Ellen rolled her eyes, but kept a still tongue. Even though she was 25, with a daughter of her own, she knew better than to back-talk her mother. Since she was in the process of divorcing her husband, she was currently enjoying her parent’s Christian charity living under their roof.
“We will welcome Roy into our home as we do any visitor.
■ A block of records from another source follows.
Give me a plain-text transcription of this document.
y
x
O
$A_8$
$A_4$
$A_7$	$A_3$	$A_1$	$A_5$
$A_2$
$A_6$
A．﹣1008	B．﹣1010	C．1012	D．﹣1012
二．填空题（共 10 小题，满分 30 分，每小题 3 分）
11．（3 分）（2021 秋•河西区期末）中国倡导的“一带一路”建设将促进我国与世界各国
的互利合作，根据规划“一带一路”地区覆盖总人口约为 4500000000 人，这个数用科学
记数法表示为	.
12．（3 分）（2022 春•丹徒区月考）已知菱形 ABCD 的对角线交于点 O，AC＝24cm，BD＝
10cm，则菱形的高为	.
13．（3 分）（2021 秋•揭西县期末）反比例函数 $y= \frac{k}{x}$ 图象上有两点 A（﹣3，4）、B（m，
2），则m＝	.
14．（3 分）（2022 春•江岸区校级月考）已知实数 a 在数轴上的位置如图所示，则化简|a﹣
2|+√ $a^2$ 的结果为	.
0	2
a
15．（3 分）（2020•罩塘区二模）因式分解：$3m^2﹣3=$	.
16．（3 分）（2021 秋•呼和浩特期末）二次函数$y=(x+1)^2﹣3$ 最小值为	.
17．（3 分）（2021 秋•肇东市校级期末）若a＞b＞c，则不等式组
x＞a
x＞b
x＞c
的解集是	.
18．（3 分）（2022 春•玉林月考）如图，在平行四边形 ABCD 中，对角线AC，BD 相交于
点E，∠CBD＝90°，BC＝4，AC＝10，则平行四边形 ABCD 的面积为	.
Besides, you love baking pies, why such a fuss, do you have some other pressing business to attend to?” Suzanne asked.
“I suppose not, but it isn’t just one pie, it’s two.”
Leah, Ellen’s two year old daughter came bounding into the kitchen, as always, a ball of energy.
“I swear,” said Maria, “that child never sits still.”
Ellen put the apple she was working on down and picked up Leah.
“She’s excited about Luther coming home; she misses him since he moved up north.”
She stood and carried the child upstairs. “Come along, Leah, you should have a nap before Uncle Luther gets home”
Once Leah was settled down for her nap, Ellen started down the stairs to finish the pie baking.
“Ellen, you’ll be glad to know that Luther and his friend won’t be here tonight. They got delayed and won’t arrive till tomorrow afternoon.” Suzanne said.
“Well that’s just great,” moaned Ellen. “Tomorrow is the only day it suits daddy to lay the new linoleum in the room next to the kitchen, and I promised him I would help. We’ll probably still be in the middle of it when they get here!”
“Calm down, Ellen.” Her father, John said as he walked through the back door. “If we get an early start, we can have it finished in plenty of time.”
John was a quiet man, the calming force in the Schmidt family.
“I guess the pies will keep, we might as well finish them now.” Ellen said. I’ll make sure I get to bed early tonight so I am ready to work in the morning.